Tuesday, September 15, 2020
Confirmation that Hong Kong's third Wuhan coronavirus wave has subsided the day after its mega costly mass testing scheme concluded
I'm sure that the government would say that if the 4-5 million people (from Hong Kong's 7.5 milillion population) that Health Secretary Sophia Chan estimated would take the tests had done so, more positive cases would have been found and this mass testing scheme would have been more worth its cost. As things stand though, the total number of tests taken by yesterday was officially estimated as "around 1,783,000" -- and it's worth noting, even then, that there are reports of some people having gone and taken the tests more than once!
Re those people who took the tests more than once: it's their right, I guess, since these tests are meant to be voluntary. But one still wonders why they decided to do so. To help inflate the embarassingly low numbers? Sadly, that's quite likely as these tests have effectively turned into a referendum on how much the Hong Kong people trust the government (to actually be doing something for sound medical rather than political reasons, to not collect their DNA for something nefarious, etc.) -- and the answer is pretty clear: not much at all.
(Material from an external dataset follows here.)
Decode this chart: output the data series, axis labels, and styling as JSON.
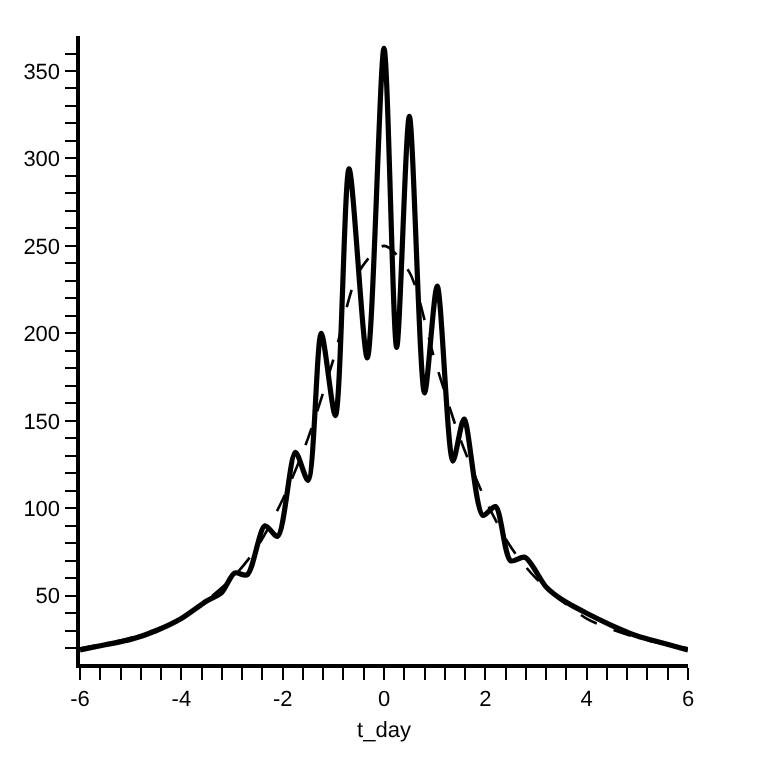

Throw in other factors like groups of people being pressured by the pro-Beijing/Communist Chinese-owned companies they work for to take the tests, and the number of true volunteers taking the test goes down further. In a seemingly last ditch attempt to drum up more support, Mainland Chinese medical workers administering the tests gave statements to reporters about the sacrifices they had made: like work up to 12 hours per day, with the heavy workload even causing hand and shoulder injuries to some. Details also were shared about some having even been working eight hours straight without a break, and resorting to wearing adult diapers to avoid going to the toilet!
I guess this kind of thing impresses people in Mainland China. In Hong Kong, however, the reaction has been quite different. As local lawyer Kevin Yam Tweeted on the matter: "Wearing diapers to minimise breaks in #coronavirus testing exercise: What might genuinely be considered in Mainland China as a heroic commitment to get the job done would instead be considered in #HongKong as unhygienic, inhumane and/or simply contrived and needless"! And "Saikung Reader" was moved to Tweet that "Someone in Gov needs to read the Labour Dept’s Guide on Rest Breaks"!
In short, it really can feel like "One country: two different worldviews". And even while people keep on bemoaning the death of "One country, two systems", there's still obviously enough differences between Hong Kong and Mainland China for such as the relatives of the 12 Hong Kongers currently detained in Mainland China to want to see their return to Hong Kong. At the same time though, it's true enough that crucial differences really can feel like they are being chipped away; prompting the American and British governments to update their travel advisories for Hong Kong in recent days to warn of "abitrary arrests" now being a real possibility in this part of the world as well as Mainland China as a result of China's imposition of a national security law in Hong Kong.